De outro lado, o periculum in mora é latente, pois, havendo possibilidade a qualquer momento de alienação do imóvel no preço mínimo exigido pelo Edital 001/2012, qual seja R$ 9.870.000,00 (nove milhões oitocentos e setenta mil reais), necessário que se suspenda todos os seus atos, até que fique demonstrado nos autos que não há desvalorização do patrimônio público em favorecimento de eventuais interesses privados, bem como seja verificado inequivocadamente que os valores obtidos com a alienação do imóvel serão de fato empregados em outras áreas de interesse público, já que, neste último caso, deve-se verificar se há necessidade de aplicação da quantia em obras como, iluminação pública e pavimentação asfáltica, conforme disposto na Lei Municipal nº 1.687/2012.

Neste diapasão, é preciso ressaltar que o parágrafo quinto da Lei Municipal nº. 1.687/2012 prevê que “os valores aferidos com a alienação da área denominada R06/A serão destinados, exclusivamente, na implantação de iluminação pública, pavimentação asfáltica e demais obras de infra-estrutura urbana”.

Apesar de voluntariamente comparecer ao processo através da petição de fls. 56/64, o Município de Sinop deixou de apresentar qualquer razão que fosse suficiente para afastar, neste começo de processo, a diferença de valor do metro quadrado como verificado nesta decisão; como também deixou de apresentar, especificar ou mesmo de trazer qualquer detalhamento por meio de documentos, quanto ao modo de aplicação do dinheiro, na forma do disposto no parágrafo único do art. 5º da Lei Municipal 1.687/12, os quais seriam capazes de comprovar, pelo menos neste momento, a necessidade real de emprego dos valores obtidos com a alienação do imóvel tão somente em pavimentação asfáltica e iluminação pública, pois, considerar demais obras de infra-estrutura, é deixar, pelo menos em tese, vaga a especificação de aplicação do recurso em demais áreas.

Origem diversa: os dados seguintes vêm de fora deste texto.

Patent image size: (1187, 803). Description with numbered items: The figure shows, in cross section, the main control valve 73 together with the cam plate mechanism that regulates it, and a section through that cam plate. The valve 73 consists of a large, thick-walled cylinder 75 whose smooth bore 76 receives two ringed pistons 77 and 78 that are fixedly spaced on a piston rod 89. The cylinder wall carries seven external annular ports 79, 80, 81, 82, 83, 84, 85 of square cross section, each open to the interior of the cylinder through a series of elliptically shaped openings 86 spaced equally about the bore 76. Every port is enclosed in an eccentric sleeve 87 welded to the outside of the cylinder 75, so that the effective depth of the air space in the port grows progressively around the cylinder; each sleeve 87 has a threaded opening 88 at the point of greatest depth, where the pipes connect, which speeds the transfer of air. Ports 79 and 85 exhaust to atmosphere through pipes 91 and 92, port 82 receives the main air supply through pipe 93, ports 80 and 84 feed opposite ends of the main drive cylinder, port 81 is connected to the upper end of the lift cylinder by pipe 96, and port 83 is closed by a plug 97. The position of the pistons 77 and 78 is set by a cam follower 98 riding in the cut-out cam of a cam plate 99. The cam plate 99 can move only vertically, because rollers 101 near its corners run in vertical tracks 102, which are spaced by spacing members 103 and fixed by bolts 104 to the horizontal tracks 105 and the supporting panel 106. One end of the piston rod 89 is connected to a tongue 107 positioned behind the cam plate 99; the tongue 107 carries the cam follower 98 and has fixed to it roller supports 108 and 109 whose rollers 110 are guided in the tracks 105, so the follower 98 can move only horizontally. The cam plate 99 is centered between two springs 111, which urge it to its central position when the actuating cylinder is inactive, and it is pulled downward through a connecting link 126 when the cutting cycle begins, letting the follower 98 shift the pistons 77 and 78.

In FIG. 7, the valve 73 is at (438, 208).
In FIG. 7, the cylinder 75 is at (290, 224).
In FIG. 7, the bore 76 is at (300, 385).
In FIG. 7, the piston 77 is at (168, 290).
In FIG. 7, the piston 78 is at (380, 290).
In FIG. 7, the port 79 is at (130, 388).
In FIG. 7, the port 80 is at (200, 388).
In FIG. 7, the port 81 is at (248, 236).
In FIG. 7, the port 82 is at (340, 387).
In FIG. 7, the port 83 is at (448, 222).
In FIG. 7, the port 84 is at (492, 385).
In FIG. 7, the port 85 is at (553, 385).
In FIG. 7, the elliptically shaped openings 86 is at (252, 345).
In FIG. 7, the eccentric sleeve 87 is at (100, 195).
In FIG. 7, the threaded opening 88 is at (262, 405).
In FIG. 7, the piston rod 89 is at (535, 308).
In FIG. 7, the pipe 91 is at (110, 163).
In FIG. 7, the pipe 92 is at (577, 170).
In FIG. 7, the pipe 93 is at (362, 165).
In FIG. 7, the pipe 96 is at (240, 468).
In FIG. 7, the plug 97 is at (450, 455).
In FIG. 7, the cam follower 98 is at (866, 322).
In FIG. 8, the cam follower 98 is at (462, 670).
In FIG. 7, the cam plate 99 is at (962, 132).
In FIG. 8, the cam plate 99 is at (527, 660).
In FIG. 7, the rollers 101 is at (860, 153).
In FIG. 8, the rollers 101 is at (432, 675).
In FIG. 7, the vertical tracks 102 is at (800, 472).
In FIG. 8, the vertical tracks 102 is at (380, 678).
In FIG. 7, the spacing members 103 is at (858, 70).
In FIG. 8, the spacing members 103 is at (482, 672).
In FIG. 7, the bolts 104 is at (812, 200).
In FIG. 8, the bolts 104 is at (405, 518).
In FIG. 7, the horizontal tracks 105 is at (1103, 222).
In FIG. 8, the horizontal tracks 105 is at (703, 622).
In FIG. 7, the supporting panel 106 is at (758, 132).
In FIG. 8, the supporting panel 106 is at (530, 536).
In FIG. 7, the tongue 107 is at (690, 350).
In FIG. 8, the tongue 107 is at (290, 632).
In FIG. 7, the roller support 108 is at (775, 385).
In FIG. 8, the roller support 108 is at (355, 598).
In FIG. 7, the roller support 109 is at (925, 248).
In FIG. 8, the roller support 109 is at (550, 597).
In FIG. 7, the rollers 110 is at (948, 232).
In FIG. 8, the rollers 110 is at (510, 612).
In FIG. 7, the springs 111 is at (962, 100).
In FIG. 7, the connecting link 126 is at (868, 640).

Como se trata de uma receita vinculada a certas despesas, deveria acostar ao processo, de forma detalhada e específica, de como será aplicado o dinheiro apurado com a venda do imóvel R06/A, pois não há como proceder à venda de dito imóvel sem, ao menos, sinalizar de forma concreta e objetiva futura aplicação.

Aliás, tal fato reforça a inexistência do periculum in mora reverso, de maneira que é necessário enfatizar ainda, que a suspensão de todos os atos decorrentes do Edital de Concorrência Pública nº 001/2012, não ensejará qualquer prejuízo, posto que não há periculum in mora reverso que importe em prejuízo às partes, bem como ao interesse público, até julgamento final da demanda, até porque o município de Sinop também em sua manifestação não apresenta qualquer justificativa no sentido de que precisa proceder com a alienação neste momento.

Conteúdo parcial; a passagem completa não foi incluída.